A rental property ROI calculator helps real estate investors evaluate whether a property will generate meaningful returns. By analyzing purchase price, rental income, expenses, and financing, you can compare properties and make data-driven investment decisions.

How to Use This Calculator

  1. Enter the purchase price and your down payment amount.
  2. Enter the expected monthly rent and all monthly expenses (mortgage, taxes, insurance, maintenance, vacancy).
  3. Enter the loan interest rate and term if financing.
  4. Click Calculate to see cash flow, cap rate, and cash-on-cash return.

What This Calculator Measures

  • Monthly cash flow — Rent income minus all monthly expenses including the mortgage payment.
  • Cash-on-cash ROI — Annual cash flow divided by total cash invested (down payment + closing costs).
  • Cap rate — Net Operating Income (NOI) divided by purchase price, expressed as a percentage.
  • NOI — Gross rent minus operating expenses (excluding mortgage payments).

Formula or Logic

NOI = Annual Gross Rent − Annual Operating Expenses (excluding debt service)

Cap Rate = (NOI ÷ Purchase Price) × 100

Cash-on-Cash ROI = (Annual Cash Flow ÷ Total Cash Invested) × 100

Example Calculations

Example 1: Purchase price $250,000, down payment $50,000, rent $2,000/month, expenses $1,400/month (incl. mortgage).
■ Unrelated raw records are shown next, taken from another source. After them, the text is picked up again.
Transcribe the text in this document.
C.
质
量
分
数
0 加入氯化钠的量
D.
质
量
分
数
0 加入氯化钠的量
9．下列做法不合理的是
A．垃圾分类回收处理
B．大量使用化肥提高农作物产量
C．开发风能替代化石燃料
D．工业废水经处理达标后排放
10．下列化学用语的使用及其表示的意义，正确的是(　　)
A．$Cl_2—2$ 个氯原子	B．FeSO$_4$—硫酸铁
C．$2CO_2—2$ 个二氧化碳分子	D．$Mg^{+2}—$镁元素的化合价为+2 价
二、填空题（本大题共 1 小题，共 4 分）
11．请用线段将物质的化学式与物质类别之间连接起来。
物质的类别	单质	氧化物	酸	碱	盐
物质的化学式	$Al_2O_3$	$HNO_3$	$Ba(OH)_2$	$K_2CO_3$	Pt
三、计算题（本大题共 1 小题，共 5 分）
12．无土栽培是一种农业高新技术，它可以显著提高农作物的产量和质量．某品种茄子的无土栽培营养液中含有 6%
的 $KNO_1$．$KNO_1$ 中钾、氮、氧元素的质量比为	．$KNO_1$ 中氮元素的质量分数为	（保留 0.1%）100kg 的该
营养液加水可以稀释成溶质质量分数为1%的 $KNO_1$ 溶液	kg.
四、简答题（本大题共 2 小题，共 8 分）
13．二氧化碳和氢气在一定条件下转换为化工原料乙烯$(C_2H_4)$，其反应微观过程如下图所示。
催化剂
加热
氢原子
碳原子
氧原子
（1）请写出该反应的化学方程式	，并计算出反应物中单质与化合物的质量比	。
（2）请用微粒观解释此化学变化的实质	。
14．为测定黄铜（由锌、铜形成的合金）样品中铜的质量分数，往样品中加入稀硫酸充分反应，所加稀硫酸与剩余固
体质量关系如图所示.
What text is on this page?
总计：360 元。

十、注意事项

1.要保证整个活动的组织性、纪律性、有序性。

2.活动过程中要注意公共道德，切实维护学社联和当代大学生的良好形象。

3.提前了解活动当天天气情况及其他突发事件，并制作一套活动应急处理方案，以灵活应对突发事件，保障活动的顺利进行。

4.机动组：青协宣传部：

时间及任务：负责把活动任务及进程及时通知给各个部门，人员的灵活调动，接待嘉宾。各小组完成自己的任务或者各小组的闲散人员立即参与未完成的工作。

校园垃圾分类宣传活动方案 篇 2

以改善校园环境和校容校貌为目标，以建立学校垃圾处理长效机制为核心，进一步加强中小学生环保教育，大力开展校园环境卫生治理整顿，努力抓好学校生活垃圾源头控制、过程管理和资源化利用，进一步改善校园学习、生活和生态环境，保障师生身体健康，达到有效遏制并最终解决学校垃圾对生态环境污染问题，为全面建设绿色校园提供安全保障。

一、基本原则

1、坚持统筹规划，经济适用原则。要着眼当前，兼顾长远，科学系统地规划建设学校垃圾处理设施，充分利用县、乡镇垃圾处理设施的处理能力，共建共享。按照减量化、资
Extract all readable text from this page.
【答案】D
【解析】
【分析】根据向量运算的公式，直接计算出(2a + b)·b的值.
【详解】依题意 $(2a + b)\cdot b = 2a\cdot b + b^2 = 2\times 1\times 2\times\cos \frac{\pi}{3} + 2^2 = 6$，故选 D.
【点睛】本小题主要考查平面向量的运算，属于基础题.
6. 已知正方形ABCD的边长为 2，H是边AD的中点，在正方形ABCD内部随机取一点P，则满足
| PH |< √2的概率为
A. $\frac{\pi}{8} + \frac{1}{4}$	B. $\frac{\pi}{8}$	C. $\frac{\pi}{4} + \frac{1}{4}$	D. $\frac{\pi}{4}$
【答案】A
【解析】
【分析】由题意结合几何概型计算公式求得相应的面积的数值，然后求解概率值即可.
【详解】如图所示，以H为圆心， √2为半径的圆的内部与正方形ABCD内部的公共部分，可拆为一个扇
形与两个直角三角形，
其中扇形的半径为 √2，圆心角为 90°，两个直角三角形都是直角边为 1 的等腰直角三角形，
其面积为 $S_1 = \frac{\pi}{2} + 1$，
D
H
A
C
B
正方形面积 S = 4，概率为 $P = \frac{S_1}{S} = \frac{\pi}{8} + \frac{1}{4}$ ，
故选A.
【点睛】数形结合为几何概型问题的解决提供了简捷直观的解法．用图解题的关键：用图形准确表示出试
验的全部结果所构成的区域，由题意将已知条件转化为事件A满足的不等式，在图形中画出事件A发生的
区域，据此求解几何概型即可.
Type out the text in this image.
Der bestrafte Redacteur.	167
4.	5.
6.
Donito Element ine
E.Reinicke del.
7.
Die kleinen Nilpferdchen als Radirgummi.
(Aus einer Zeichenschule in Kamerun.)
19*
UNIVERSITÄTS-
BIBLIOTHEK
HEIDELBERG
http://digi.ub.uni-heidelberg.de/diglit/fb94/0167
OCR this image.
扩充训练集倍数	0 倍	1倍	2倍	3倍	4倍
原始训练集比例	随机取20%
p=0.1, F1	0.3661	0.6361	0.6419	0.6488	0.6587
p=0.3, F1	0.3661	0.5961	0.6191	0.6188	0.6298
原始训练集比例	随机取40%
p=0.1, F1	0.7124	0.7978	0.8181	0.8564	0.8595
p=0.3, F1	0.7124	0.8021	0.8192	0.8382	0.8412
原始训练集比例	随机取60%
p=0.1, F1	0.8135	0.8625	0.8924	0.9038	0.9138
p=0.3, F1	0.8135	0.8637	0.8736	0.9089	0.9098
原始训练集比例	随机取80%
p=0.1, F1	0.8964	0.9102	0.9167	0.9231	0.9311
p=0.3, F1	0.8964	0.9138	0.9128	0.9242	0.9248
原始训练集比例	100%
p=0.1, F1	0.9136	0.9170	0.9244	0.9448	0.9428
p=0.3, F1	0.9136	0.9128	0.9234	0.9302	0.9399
Annual cash flow = $7,200. Cash-on-cash = 14.4%.

Example 2: $400,000 property, $80,000 down, NOI = $18,000/year. Cap rate = 4.5%. Annual cash flow after $15,600 debt service = $2,400. Cash-on-cash = 3%.

Understanding Your Results

A cap rate of 5–8% is generally considered healthy in most US markets. Cash-on-cash returns above 8% are attractive for leveraged rentals. Negative cash flow may still be acceptable if strong appreciation is expected.

Common Mistakes to Avoid

  • Underestimating vacancy rate — a common rule of thumb is 5–8% of annual rent.
  • Forgetting maintenance and capital expenditure reserves (budget 1% of property value per year).
  • Ignoring property management fees if you plan to hire a manager (typically 8–12% of rent).
  • Using optimistic rent projections instead of current market comparable rents.